“I Would Not Do It That Way”
Posted by David on August 13, 2000 under Bulletin Articles
All Christians agree “people are not God.” We often disagree about the meaning of that truth. While most of us agree people are not God, most of us believe God does things the way we would do them. “God does things the way we want them done.”
Isaiah began his prophecy (chapter 1) declaring Judah had forgotten God. Their temple worship made Him sick. Jerusalem was an unjust prostitute. He would forsake them.
God was now their adversary. Judah and Jerusalem would experience extreme difficulties (chapters 2, 3). They depended on idols. They abused the poor. They were wicked. As a consequence, God’s vengeance was unavoidable (chapter 5).
In chapter 55, Isaiah pleaded with chastised Judah to trust their compassionate God. If they listened to the Lord, every need would be met. God would make an eternal covenant of mercy with them. God’s compassion was theirs if “you seek the Lord while He can be found and turn from evil.”
That was hard for Judah to accept, and harder to trust. God was so sick of them He rejected them, and they suffered. Yet, later, God promised mercy and compassion if they turned from evil and sought Him.

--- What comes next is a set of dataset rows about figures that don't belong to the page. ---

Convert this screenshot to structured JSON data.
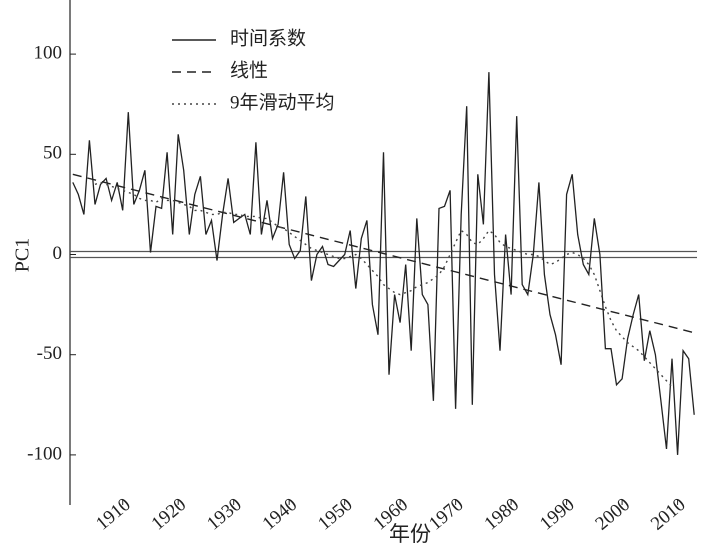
{
  "chart_data": {
    "type": "line",
    "xlabel": "年份",
    "ylabel": "PC1",
    "x": [
      1901,
      1902,
      1903,
      1904,
      1905,
      1906,
      1907,
      1908,
      1909,
      1910,
      1911,
      1912,
      1913,
      1914,
      1915,
      1916,
      1917,
      1918,
      1919,
      1920,
      1921,
      1922,
      1923,
      1924,
      1925,
      1926,
      1927,
      1928,
      1929,
      1930,
      1931,
      1932,
      1933,
      1934,
      1935,
      1936,
      1937,
      1938,
      1939,
      1940,
      1941,
      1942,
      1943,
      1944,
      1945,
      1946,
      1947,
      1948,
      1949,
      1950,
      1951,
      1952,
      1953,
      1954,
      1955,
      1956,
      1957,
      1958,
      1959,
      1960,
      1961,
      1962,
      1963,
      1964,
      1965,
      1966,
      1967,
      1968,
      1969,
      1970,
      1971,
      1972,
      1973,
      1974,
      1975,
      1976,
      1977,
      1978,
      1979,
      1980,
      1981,
      1982,
      1983,
      1984,
      1985,
      1986,
      1987,
      1988,
      1989,
      1990,
      1991,
      1992,
      1993,
      1994,
      1995,
      1996,
      1997,
      1998,
      1999,
      2000,
      2001,
      2002,
      2003,
      2004,
      2005,
      2006,
      2007,
      2008,
      2009,
      2010,
      2011,
      2012,
      2013
    ],
    "series": [
      {
        "name": "时间系数",
        "color": "#222222",
        "dash": "solid",
        "values": [
          36,
          30,
          20,
          57,
          25,
          35,
          38,
          27,
          36,
          22,
          71,
          25,
          32,
          42,
          1,
          24,
          23,
          51,
          10,
          60,
          42,
          10,
          30,
          39,
          10,
          17,
          -3,
          20,
          38,
          16,
          18,
          20,
          10,
          56,
          10,
          27,
          8,
          15,
          41,
          5,
          -2,
          2,
          29,
          -13,
          0,
          4,
          -5,
          -6,
          -3,
          0,
          12,
          -17,
          8,
          17,
          -25,
          -40,
          51,
          -60,
          -20,
          -34,
          -5,
          -48,
          18,
          -20,
          -25,
          -73,
          23,
          24,
          32,
          -77,
          20,
          74,
          -75,
          40,
          15,
          91,
          -10,
          -48,
          10,
          -20,
          69,
          -15,
          -20,
          0,
          36,
          -10,
          -30,
          -40,
          -55,
          30,
          40,
          10,
          -5,
          -10,
          18,
          0,
          -47,
          -47,
          -65,
          -62,
          -42,
          -30,
          -20,
          -53,
          -38,
          -50,
          -73,
          -97,
          -52,
          -100,
          -48,
          -52,
          -80
        ]
      },
      {
        "name": "线性",
        "color": "#222222",
        "dash": "dashed",
        "x": [
          1901,
          2013
        ],
        "values": [
          40,
          -39
        ]
      },
      {
        "name": "9年滑动平均",
        "color": "#444444",
        "dash": "dotted",
        "values": [
          null,
          null,
          null,
          null,
          35,
          36,
          35,
          34,
          33,
          32,
          31,
          30,
          28,
          27,
          27,
          26,
          28,
          27,
          27,
          26,
          25,
          24,
          22,
          22,
          21,
          20,
          20,
          21,
          21,
          20,
          20,
          19,
          19,
          19,
          18,
          18,
          16,
          14,
          13,
          11,
          9,
          7,
          5,
          3,
          2,
          1,
          0,
          -1,
          -2,
          -2,
          -1,
          0,
          -2,
          -5,
          -8,
          -11,
          -15,
          -17,
          -19,
          -20,
          -19,
          -18,
          -16,
          -15,
          -14,
          -12,
          -10,
          -6,
          0,
          6,
          12,
          10,
          6,
          5,
          8,
          12,
          10,
          6,
          4,
          3,
          2,
          1,
          0,
          0,
          -1,
          -3,
          -5,
          -4,
          -2,
          0,
          1,
          0,
          -2,
          -5,
          -10,
          -18,
          -26,
          -33,
          -38,
          -41,
          -44,
          -46,
          -48,
          -51,
          -54,
          -57,
          -60,
          -63,
          -66,
          null,
          null,
          null,
          null
        ]
      }
    ],
    "hlines": [
      1.5,
      -1.5
    ],
    "xlim": [
      1900.5,
      2013.5
    ],
    "xticks": [
      1910,
      1920,
      1930,
      1940,
      1950,
      1960,
      1970,
      1980,
      1990,
      2000,
      2010
    ],
    "ylim": [
      -125,
      127
    ],
    "yticks": [
      -100,
      -50,
      0,
      50,
      100
    ],
    "legend": "upper left"
  }
}
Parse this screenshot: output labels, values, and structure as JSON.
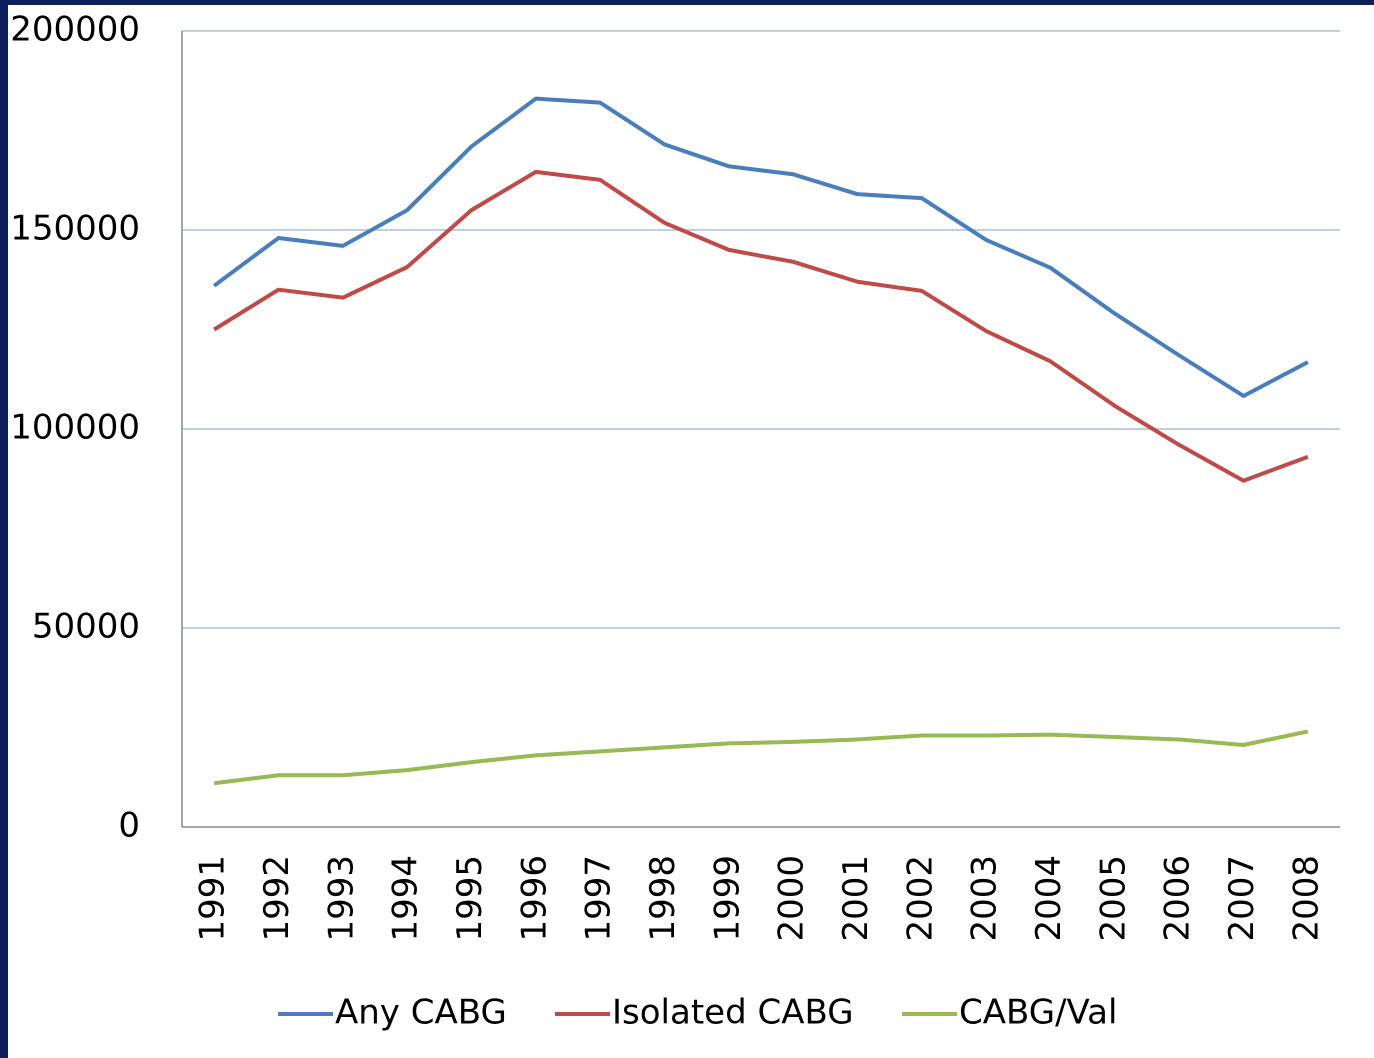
{
  "chart_data": {
    "type": "line",
    "categories": [
      "1991",
      "1992",
      "1993",
      "1994",
      "1995",
      "1996",
      "1997",
      "1998",
      "1999",
      "2000",
      "2001",
      "2002",
      "2003",
      "2004",
      "2005",
      "2006",
      "2007",
      "2008"
    ],
    "series": [
      {
        "name": "Any CABG",
        "color": "#4a7ebb",
        "values": [
          136000,
          148000,
          146000,
          155000,
          171000,
          183000,
          182000,
          171500,
          166000,
          164000,
          159000,
          158000,
          147500,
          140500,
          129000,
          118500,
          108300,
          116800
        ]
      },
      {
        "name": "Isolated CABG",
        "color": "#be4b48",
        "values": [
          125000,
          135000,
          133000,
          140700,
          155000,
          164600,
          162600,
          151800,
          145000,
          142000,
          137000,
          134700,
          124600,
          117000,
          105800,
          96000,
          87000,
          93000
        ]
      },
      {
        "name": "CABG/Val",
        "color": "#98b954",
        "values": [
          11000,
          13000,
          13000,
          14300,
          16300,
          18000,
          19000,
          20000,
          21000,
          21400,
          22000,
          23000,
          23000,
          23200,
          22600,
          22000,
          20600,
          24000
        ]
      }
    ],
    "ylim": [
      0,
      200000
    ],
    "yticks": [
      0,
      50000,
      100000,
      150000,
      200000
    ],
    "grid": true,
    "legend": "bottom"
  }
}
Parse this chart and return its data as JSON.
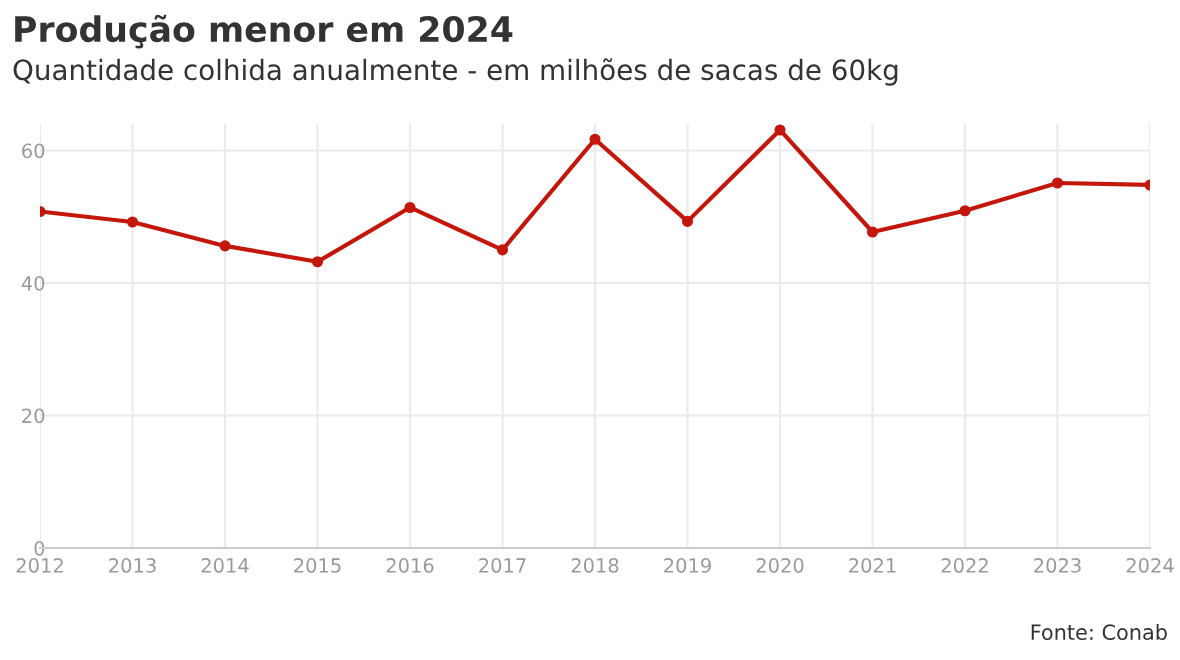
{
  "chart_data": {
    "type": "line",
    "title": "Produção menor em 2024",
    "subtitle": "Quantidade colhida anualmente - em milhões de sacas de 60kg",
    "x": [
      2012,
      2013,
      2014,
      2015,
      2016,
      2017,
      2018,
      2019,
      2020,
      2021,
      2022,
      2023,
      2024
    ],
    "series": [
      {
        "color": "#c4170c",
        "values": [
          50.8,
          49.2,
          45.6,
          43.2,
          51.4,
          45.0,
          61.7,
          49.3,
          63.1,
          47.7,
          50.9,
          55.1,
          54.8
        ]
      }
    ],
    "xlim": [
      2012,
      2024
    ],
    "xticks": [
      2012,
      2013,
      2014,
      2015,
      2016,
      2017,
      2018,
      2019,
      2020,
      2021,
      2022,
      2023,
      2024
    ],
    "ylim": [
      0,
      64
    ],
    "yticks": [
      0,
      20,
      40,
      60
    ],
    "grid": true,
    "marker": "circle",
    "line_style": "solid",
    "annotations": [
      "Fonte: Conab"
    ]
  }
}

We do not do things that way. It does not “work” that way in human/human relationships. People who are that guilty of evil, who are forced to accept the consequences, are not offered mercy and compassion to heal the relationship.
“Explain yourself, God! People do not do things that way!”
“You are right. People do not act like I act or reason like I reason. People do not show compassion to those who inflict horrible wounds and injustice. People do not forgive years of abuse. People do not heal the guilty with mercy. But my thoughts are not your thoughts. My ways are not your ways. My actions are far above yours. You cannot think as I do. You cannot relate to my actions. I forgive when you would not. ”
God never did things “our way.” We would not begin an evangelistic outreach by teaching a divorcee who was living with a man (John 4). God would. We would not allow a man who denied knowing Jesus to become the principal Christian teacher to an ethnic group (Matthew 26:69-75). God would. We would not allow a man who destroyed Christians to become a lead missionary and a New Testament writer (Acts 8:1-3; 9:1-43). God would.
When we impose our judgment, logic, reasoning, and concepts on God, we trust ourselves, not God. When we allow God to impose His purposes on us; when we yield to God’s will when His will defies human logic; when God’s values defy human rationales and we embrace them, then we trust God instead of ourselves.